What He clearly asks us is to give up all of ourselves and follow Him. When we do that, we stop serving ourselves and we serve others. We help each other; we love each other; and we get to spread hope, joy and love to those who don't have any of that! It doesn't mean it won't be hard at times, it most definitely will be. I'm not being pessimistic or realistic...I'm pointing out that the most important thing in this life is to choose to "give it all up" and follow Him. In doing so, we'll spread His word (not ours, or some religion's or preacher's or ministry's) and bring His hope and joy and the promise of an eternal future to those who have no hope, no joy and no future. That is what it is about...and He never promises that it will always be an easy path. Some have died; and will continue to...because we live in a fallen world that has evil at every corner. But God offers us - all that He gives us - is worth giving Him our all and serving Him. Not this world; not something else. Just Him.

And there are a few things I haven't given up completely. I know that at this time in my life, even with all the uncertainty, that one of the things I have to truly give up is this: control over my future and that of those around me. I need to do what I have to but let God direct my steps. I can't sit here and stay on the same path I've been...that has gotten me nowhere because it was always about me. Now, in this moment, I have to do everything I know I'm supposed to do but let God show me the right path. I have some family and friends who are in similar situations...and I'm praying that they'll do the same, and not let their desires - which are not in line with Gods - misdirect them to the wrong path. Sometimes Satan uses those closest to us to misdirect us. Satan is truly not creative; he only uses what is already available. And what he uses can be so tempting and look so real.

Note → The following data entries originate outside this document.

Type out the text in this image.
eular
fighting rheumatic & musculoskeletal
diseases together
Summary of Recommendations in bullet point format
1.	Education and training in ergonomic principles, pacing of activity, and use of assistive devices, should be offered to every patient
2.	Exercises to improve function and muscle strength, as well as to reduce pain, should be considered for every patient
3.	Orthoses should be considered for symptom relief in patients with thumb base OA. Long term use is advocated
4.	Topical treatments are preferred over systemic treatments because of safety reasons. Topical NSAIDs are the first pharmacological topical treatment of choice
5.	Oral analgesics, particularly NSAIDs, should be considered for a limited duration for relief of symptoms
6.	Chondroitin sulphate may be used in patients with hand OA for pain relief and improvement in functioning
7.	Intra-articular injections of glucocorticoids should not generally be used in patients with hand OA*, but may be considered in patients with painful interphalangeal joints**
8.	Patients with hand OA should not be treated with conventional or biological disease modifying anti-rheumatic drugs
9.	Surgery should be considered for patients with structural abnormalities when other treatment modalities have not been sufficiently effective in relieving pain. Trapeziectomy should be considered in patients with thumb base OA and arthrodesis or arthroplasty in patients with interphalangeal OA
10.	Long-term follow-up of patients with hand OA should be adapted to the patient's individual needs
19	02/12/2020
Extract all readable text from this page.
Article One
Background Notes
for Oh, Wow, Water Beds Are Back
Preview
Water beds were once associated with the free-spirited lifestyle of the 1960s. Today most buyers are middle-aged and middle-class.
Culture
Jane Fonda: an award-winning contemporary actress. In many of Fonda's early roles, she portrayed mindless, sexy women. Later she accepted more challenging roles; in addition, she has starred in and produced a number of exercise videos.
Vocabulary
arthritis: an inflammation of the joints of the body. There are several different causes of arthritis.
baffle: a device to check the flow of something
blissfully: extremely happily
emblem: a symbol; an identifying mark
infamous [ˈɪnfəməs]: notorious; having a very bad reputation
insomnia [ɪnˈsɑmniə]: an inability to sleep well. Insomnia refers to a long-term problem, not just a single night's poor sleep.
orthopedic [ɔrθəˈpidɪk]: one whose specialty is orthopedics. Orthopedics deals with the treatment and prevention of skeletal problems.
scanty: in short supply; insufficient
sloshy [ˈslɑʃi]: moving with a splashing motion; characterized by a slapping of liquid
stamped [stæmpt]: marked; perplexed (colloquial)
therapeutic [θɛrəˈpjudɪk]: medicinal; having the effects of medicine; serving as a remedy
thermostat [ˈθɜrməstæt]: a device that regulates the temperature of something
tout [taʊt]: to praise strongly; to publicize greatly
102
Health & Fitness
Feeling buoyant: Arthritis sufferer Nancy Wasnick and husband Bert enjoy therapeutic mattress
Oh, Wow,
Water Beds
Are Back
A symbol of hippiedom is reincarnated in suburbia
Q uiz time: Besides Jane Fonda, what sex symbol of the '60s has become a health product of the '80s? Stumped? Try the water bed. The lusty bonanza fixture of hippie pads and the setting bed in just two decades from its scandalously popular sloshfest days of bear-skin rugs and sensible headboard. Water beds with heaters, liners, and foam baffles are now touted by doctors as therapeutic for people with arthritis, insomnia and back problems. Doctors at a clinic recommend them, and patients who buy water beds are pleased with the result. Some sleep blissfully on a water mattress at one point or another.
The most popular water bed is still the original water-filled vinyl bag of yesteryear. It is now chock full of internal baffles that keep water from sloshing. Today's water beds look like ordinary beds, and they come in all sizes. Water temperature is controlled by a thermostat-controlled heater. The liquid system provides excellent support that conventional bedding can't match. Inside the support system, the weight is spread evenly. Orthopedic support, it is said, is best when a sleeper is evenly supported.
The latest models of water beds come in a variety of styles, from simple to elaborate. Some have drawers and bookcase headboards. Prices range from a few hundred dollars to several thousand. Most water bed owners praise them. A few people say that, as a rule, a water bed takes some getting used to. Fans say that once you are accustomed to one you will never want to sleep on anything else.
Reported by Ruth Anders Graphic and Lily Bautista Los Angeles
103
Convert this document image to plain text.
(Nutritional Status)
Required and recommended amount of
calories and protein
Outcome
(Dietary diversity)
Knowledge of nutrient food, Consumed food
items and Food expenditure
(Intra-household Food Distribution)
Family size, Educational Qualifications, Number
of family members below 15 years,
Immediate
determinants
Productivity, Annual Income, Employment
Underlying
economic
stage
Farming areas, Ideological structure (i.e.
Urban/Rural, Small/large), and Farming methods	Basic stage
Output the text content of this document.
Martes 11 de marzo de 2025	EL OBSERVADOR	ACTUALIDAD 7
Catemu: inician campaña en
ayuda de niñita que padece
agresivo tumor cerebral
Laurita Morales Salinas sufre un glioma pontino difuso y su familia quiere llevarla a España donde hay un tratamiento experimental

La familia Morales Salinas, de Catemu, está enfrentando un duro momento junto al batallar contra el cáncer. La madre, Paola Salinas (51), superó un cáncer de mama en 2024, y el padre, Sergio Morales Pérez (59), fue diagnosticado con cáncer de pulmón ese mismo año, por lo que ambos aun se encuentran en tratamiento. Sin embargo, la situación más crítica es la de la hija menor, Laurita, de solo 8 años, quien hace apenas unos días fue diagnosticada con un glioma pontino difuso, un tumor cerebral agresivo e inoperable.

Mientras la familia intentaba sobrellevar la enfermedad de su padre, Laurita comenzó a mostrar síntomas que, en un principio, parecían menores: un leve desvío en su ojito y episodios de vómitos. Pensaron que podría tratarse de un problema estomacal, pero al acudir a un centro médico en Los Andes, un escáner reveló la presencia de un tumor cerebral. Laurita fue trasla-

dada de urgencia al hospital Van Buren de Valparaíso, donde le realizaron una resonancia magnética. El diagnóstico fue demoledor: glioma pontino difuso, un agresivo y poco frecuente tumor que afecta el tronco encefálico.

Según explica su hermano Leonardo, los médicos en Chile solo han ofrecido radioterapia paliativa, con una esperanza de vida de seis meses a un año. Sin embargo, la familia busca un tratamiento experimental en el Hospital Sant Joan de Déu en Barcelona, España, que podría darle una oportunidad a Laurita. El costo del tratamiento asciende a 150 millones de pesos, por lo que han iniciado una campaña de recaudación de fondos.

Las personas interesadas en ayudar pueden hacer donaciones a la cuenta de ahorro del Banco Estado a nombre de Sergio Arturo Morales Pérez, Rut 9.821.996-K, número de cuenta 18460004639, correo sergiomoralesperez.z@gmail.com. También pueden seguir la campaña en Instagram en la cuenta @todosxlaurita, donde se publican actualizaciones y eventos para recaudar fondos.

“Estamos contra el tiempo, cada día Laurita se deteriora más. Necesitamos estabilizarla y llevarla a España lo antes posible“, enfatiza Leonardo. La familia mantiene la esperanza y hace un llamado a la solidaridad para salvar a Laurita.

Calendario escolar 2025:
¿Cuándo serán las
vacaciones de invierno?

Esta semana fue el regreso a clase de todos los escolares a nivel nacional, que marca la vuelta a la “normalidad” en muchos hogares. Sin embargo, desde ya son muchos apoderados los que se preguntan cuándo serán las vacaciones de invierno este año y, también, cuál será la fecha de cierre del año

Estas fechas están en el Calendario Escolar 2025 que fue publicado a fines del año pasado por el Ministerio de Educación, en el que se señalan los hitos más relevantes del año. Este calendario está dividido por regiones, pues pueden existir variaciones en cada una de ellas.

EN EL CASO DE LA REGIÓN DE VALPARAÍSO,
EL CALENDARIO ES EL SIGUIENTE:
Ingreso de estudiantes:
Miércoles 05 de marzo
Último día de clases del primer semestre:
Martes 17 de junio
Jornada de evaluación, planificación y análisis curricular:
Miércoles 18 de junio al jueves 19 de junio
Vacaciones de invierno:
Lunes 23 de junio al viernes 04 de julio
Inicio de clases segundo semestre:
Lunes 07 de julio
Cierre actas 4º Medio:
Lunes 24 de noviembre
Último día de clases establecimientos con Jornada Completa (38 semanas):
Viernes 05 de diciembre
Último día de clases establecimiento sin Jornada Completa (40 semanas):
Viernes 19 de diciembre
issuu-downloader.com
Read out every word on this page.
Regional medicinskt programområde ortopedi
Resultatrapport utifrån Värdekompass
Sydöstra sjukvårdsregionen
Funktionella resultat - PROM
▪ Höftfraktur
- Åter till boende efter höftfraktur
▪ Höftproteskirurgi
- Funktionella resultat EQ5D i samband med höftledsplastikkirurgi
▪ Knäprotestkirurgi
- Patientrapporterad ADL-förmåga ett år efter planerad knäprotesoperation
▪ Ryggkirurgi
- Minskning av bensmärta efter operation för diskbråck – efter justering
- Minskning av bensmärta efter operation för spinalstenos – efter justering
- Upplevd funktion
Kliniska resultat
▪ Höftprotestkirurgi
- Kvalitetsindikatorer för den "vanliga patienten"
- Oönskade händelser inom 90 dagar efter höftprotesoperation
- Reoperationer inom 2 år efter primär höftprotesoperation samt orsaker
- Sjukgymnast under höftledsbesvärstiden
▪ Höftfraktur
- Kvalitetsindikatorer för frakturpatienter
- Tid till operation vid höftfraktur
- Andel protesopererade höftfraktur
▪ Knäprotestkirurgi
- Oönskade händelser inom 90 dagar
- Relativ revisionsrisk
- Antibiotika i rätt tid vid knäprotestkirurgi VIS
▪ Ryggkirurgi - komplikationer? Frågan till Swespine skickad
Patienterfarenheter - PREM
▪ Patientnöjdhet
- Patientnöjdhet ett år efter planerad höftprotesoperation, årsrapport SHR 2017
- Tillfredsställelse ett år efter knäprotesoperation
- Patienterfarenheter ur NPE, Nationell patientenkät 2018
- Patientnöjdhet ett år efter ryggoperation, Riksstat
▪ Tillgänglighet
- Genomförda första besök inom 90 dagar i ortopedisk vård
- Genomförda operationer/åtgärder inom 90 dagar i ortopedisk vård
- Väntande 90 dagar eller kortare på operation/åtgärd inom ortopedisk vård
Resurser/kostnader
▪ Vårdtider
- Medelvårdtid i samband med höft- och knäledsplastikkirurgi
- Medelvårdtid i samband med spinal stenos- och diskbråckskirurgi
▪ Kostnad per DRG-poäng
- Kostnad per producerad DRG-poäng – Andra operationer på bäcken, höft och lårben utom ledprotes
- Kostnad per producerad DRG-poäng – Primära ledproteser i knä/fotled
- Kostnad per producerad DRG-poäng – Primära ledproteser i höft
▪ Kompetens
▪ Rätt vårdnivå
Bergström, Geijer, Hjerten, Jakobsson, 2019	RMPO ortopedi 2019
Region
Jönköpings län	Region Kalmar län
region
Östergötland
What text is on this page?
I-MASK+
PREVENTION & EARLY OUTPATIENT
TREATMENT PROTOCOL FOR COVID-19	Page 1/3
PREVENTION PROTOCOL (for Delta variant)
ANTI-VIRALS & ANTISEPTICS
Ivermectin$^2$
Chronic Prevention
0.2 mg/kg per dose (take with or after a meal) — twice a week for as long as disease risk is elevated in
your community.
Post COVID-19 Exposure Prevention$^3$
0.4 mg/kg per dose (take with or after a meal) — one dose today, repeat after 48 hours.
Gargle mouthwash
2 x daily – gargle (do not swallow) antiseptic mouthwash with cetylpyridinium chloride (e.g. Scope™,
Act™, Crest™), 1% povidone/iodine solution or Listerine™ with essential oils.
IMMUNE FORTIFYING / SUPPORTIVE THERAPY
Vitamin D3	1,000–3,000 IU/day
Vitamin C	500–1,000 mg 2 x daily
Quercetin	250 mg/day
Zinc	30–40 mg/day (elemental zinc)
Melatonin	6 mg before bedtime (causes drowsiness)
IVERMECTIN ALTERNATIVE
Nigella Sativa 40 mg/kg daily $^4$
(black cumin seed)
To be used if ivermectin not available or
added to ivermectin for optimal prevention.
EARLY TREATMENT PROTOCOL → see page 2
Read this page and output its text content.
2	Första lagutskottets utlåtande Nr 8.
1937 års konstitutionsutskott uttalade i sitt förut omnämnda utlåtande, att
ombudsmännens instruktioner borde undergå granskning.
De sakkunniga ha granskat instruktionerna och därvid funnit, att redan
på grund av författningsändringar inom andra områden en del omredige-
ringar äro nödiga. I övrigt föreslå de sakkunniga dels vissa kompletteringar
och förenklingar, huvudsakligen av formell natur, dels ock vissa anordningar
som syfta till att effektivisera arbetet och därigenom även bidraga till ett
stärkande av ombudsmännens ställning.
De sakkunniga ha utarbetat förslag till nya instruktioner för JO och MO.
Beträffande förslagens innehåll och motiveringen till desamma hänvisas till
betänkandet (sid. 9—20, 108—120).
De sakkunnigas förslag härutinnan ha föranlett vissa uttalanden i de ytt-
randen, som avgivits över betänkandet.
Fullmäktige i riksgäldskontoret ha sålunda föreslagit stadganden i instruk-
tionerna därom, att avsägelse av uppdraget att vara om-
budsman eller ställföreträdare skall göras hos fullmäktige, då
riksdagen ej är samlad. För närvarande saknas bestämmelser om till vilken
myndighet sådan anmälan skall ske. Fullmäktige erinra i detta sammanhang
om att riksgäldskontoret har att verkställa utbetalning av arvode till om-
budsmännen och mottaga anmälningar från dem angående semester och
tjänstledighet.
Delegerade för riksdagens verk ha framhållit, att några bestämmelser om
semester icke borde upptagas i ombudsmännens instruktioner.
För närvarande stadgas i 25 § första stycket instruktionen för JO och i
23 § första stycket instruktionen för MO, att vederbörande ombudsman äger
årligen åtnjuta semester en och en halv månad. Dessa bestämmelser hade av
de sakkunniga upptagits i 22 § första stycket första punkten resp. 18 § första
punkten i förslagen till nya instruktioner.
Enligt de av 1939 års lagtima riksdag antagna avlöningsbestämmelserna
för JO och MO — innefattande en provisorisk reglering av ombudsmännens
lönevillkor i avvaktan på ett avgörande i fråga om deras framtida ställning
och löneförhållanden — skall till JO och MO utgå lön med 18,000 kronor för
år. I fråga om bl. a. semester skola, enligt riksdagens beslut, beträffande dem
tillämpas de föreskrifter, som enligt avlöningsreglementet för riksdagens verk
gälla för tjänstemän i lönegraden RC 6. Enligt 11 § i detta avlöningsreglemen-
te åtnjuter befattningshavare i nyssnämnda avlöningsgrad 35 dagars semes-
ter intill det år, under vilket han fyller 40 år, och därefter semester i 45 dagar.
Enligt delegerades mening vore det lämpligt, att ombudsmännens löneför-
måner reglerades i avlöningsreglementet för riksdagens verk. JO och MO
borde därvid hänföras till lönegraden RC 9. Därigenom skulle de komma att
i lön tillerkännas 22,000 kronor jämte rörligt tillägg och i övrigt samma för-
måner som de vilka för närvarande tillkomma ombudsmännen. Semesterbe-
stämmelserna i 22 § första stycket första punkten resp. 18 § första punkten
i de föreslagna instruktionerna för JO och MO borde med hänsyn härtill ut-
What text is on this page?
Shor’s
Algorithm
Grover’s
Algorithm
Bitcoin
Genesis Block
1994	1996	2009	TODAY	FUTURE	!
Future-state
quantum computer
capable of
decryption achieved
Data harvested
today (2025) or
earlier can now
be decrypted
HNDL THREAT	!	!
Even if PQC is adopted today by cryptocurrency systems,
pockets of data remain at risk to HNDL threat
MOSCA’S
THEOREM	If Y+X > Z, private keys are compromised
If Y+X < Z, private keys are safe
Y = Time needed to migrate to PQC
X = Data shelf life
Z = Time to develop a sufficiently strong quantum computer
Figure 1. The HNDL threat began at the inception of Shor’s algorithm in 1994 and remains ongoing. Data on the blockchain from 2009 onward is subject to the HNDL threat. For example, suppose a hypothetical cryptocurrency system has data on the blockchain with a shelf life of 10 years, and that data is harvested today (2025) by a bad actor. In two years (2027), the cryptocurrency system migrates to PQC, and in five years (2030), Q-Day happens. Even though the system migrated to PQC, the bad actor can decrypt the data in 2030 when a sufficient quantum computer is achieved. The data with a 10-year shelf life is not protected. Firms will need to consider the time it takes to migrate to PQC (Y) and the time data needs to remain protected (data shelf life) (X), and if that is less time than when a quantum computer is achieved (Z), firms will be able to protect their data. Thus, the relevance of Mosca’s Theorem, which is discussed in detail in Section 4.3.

But he is cunning and we have to be discerning on what's from him and what's from God.

So, currently, I'm praying for wisdom, discernment and faith for everyone around me...including those who seem to be on the right paths...that they'll stay there and not venture to a new one unless it's clearly opened by God. I'm praying also for an open heart and mind for myself; as I find myself at a crossroads where I can go in many directions whether I stay here or move away. There are multiple options in each...and I need God to help show me which way is the best for Him to use me to add to His Kingdom. That is my duty as His daughter - His princess - and I want to graduate with flying colors, even if it means hardship may come my direction. I know it will not be in vain...because more people will know Him and feel the love He has for them. :-)

Before you ask it, no, I'm not "asking for" hardship to come my way. On some days, I feel I've had enough. But, I also know that my "hardships" aren't even close to most people...who may be starving to death, tortured, and the like. No, I really haven't had true hardships. If anything, I'm a bit of hypocrite since I want things to get easier for me, mainly financially. I'm even waiting for a check that could erase all my debt, which is coming from something that caused me pain, my passenger pain and the other driver pain. Really, $ doesn't take away all the pain...but it my case it would help put me in a position to be much more free to serve Him. So I am hoping and praying that the amount on that check "frees" me from bondage to things in this world that I should never let bind me. But it could be God's will for me to work through that bondage...and I have to accept that as well. He only does htings for the good; we make or let the bad happen, even when we know better. Yet, He blesses us anyway.

I just hope that I can one day know that I gave everything up in order to bless others...just like my Father did. He gave up His one and only son...for me...and for you...and for those past, present and future. That is unconditional love. I only hope I can give that back to Him fully one day...and let go of my earthly self in the process.